I have a Christmas card for my friend, who is from Czech republic. At the bottom of it I want to write, 'Merry Christms & good luck for 2009!' So what do I say..? (We are both girls & she is a good friend.)
Sorry if this sounds like something I could just look up, but I have NO IDEA how to speak Czech. She tells me it is harder to learn than English, & that it has a lot of complicated grammar. And I really want to get it right.
-DIK


----------



## tlumic

Ahoj,
the easier and the most normal and common is to say:

Veselé Vánoce a šťastný Nový rok!

Ed.: Well, I think I should rather write: "...and common is to WRITE:...". Because "Veselé Vánoce a šťastný Nový rok" is the typical form (a little formal) that we use in greeting cards.


----------



## winpoj

I agree.
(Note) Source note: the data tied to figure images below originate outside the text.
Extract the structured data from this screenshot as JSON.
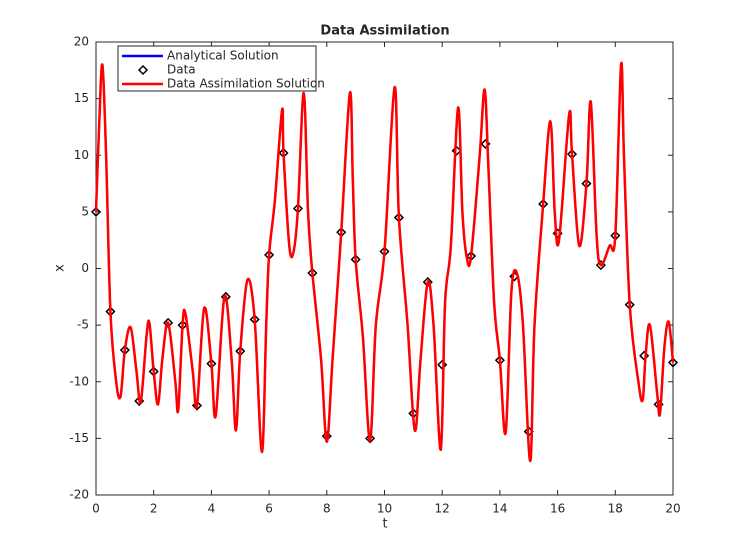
{
  "chart_data": {
    "type": "line",
    "title": "Data Assimilation",
    "xlabel": "t",
    "ylabel": "x",
    "xlim": [
      0,
      20
    ],
    "ylim": [
      -20,
      20
    ],
    "xticks": [
      0,
      2,
      4,
      6,
      8,
      10,
      12,
      14,
      16,
      18,
      20
    ],
    "yticks": [
      -20,
      -15,
      -10,
      -5,
      0,
      5,
      10,
      15,
      20
    ],
    "legend": "upper left",
    "x": [
      0,
      0.1,
      0.22,
      0.35,
      0.5,
      0.7,
      0.85,
      1.0,
      1.2,
      1.4,
      1.55,
      1.75,
      1.85,
      2.0,
      2.15,
      2.3,
      2.5,
      2.75,
      2.85,
      3.0,
      3.1,
      3.35,
      3.5,
      3.75,
      4.0,
      4.15,
      4.45,
      4.7,
      4.85,
      5.0,
      5.25,
      5.5,
      5.75,
      5.9,
      6.0,
      6.2,
      6.45,
      6.5,
      6.7,
      6.85,
      7.0,
      7.2,
      7.35,
      7.5,
      7.8,
      8.0,
      8.2,
      8.5,
      8.8,
      8.9,
      9.0,
      9.25,
      9.5,
      9.7,
      10.0,
      10.35,
      10.5,
      10.8,
      11.05,
      11.25,
      11.5,
      11.7,
      11.95,
      12.1,
      12.3,
      12.55,
      12.7,
      12.85,
      13.0,
      13.3,
      13.47,
      13.6,
      13.8,
      14.0,
      14.2,
      14.4,
      14.6,
      14.8,
      15.05,
      15.2,
      15.5,
      15.75,
      15.9,
      16.05,
      16.4,
      16.5,
      16.75,
      17.0,
      17.15,
      17.35,
      17.5,
      17.8,
      18.0,
      18.2,
      18.3,
      18.5,
      18.8,
      18.95,
      19.05,
      19.2,
      19.45,
      19.55,
      19.7,
      19.85,
      20
    ],
    "series": [
      {
        "name": "Analytical Solution",
        "color": "#0000ff",
        "values": [
          5,
          12,
          18,
          10,
          -3.8,
          -10,
          -11.3,
          -7.2,
          -5.2,
          -9,
          -11.8,
          -6,
          -4.8,
          -9.1,
          -12,
          -8,
          -4.8,
          -10,
          -12.5,
          -5,
          -4,
          -9,
          -12.1,
          -3.5,
          -8.4,
          -13,
          -2.5,
          -8,
          -14.3,
          -7.3,
          -1,
          -4.5,
          -16.2,
          -5,
          1.2,
          6,
          14,
          10.2,
          2,
          1.5,
          5.3,
          15.5,
          5,
          -0.4,
          -8,
          -15.3,
          -8,
          3.2,
          15.5,
          8,
          0.8,
          -6,
          -15.2,
          -5,
          1.5,
          16,
          4.5,
          -5,
          -14.3,
          -8,
          -1.2,
          -5,
          -16,
          -3,
          2,
          14.2,
          5,
          1,
          1.1,
          10,
          15.8,
          9,
          -3,
          -8.1,
          -14.5,
          -2,
          -0.5,
          -5,
          -17,
          -5,
          5.7,
          13,
          5,
          2.5,
          13.6,
          10.1,
          2,
          7.5,
          14.7,
          3,
          0.3,
          2,
          2.9,
          18,
          10,
          -3.2,
          -10,
          -11.6,
          -7.7,
          -5,
          -11,
          -12.8,
          -7,
          -4.7,
          -8.3
        ]
      },
      {
        "name": "Data",
        "type": "scatter",
        "color": "#000000",
        "x": [
          0,
          0.5,
          1,
          1.5,
          2,
          2.5,
          3,
          3.5,
          4,
          4.5,
          5,
          5.5,
          6,
          6.5,
          7,
          7.5,
          8,
          8.5,
          9,
          9.5,
          10,
          10.5,
          11,
          11.5,
          12,
          12.5,
          13,
          13.5,
          14,
          14.5,
          15,
          15.5,
          16,
          16.5,
          17,
          17.5,
          18,
          18.5,
          19,
          19.5,
          20
        ],
        "values": [
          5,
          -3.8,
          -7.2,
          -11.7,
          -9.1,
          -4.8,
          -5,
          -12.1,
          -8.4,
          -2.5,
          -7.3,
          -4.5,
          1.2,
          10.2,
          5.3,
          -0.4,
          -14.8,
          3.2,
          0.8,
          -15,
          1.5,
          4.5,
          -12.8,
          -1.2,
          -8.5,
          10.4,
          1.1,
          11,
          -8.1,
          -0.7,
          -14.4,
          5.7,
          3.1,
          10.1,
          7.5,
          0.3,
          2.9,
          -3.2,
          -7.7,
          -12,
          -8.3
        ]
      },
      {
        "name": "Data Assimilation Solution",
        "color": "#ff0000",
        "values": [
          5,
          12,
          18,
          10,
          -3.8,
          -10,
          -11.3,
          -7.2,
          -5.2,
          -9,
          -11.8,
          -6,
          -4.8,
          -9.1,
          -12,
          -8,
          -4.8,
          -10,
          -12.5,
          -5,
          -4,
          -9,
          -12.1,
          -3.5,
          -8.4,
          -13,
          -2.5,
          -8,
          -14.3,
          -7.3,
          -1,
          -4.5,
          -16.2,
          -5,
          1.2,
          6,
          14,
          10.2,
          2,
          1.5,
          5.3,
          15.5,
          5,
          -0.4,
          -8,
          -15.3,
          -8,
          3.2,
          15.5,
          8,
          0.8,
          -6,
          -15.2,
          -5,
          1.5,
          16,
          4.5,
          -5,
          -14.3,
          -8,
          -1.2,
          -5,
          -16,
          -3,
          2,
          14.2,
          5,
          1,
          1.1,
          10,
          15.8,
          9,
          -3,
          -8.1,
          -14.5,
          -2,
          -0.5,
          -5,
          -17,
          -5,
          5.7,
          13,
          5,
          2.5,
          13.6,
          10.1,
          2,
          7.5,
          14.7,
          3,
          0.3,
          2,
          2.9,
          18,
          10,
          -3.2,
          -10,
          -11.6,
          -7.7,
          -5,
          -11,
          -12.8,
          -7,
          -4.7,
          -8.3
        ]
      }
    ]
  }
}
But it's also possible to use a bit more literal translation: "Veselé Vánoce a hodně štěstí v roce 2009."


----------



## werrr

tlumic said:


> Ahoj,
> the easier and the most normal and common is to say:
> 
> Veselé Vánoce a šťastný nový rok!
> 
> Ed.: Well, I think I should rather write: "...and common is to WRITE:...". Because "Veselé Vánoce a šťastný nový rok" is the typical form (a little formal) that we use in greeting cards.



šťastný nový rok = Happy New Year
šťastný Nový rok = Happy New Year’s Day


----------



## tlumic

werrr said:


> šťastný nový rok = Happy New Year
> šťastný Nový rok = Happy New Year’s Day


 
Yeah, thank you.


----------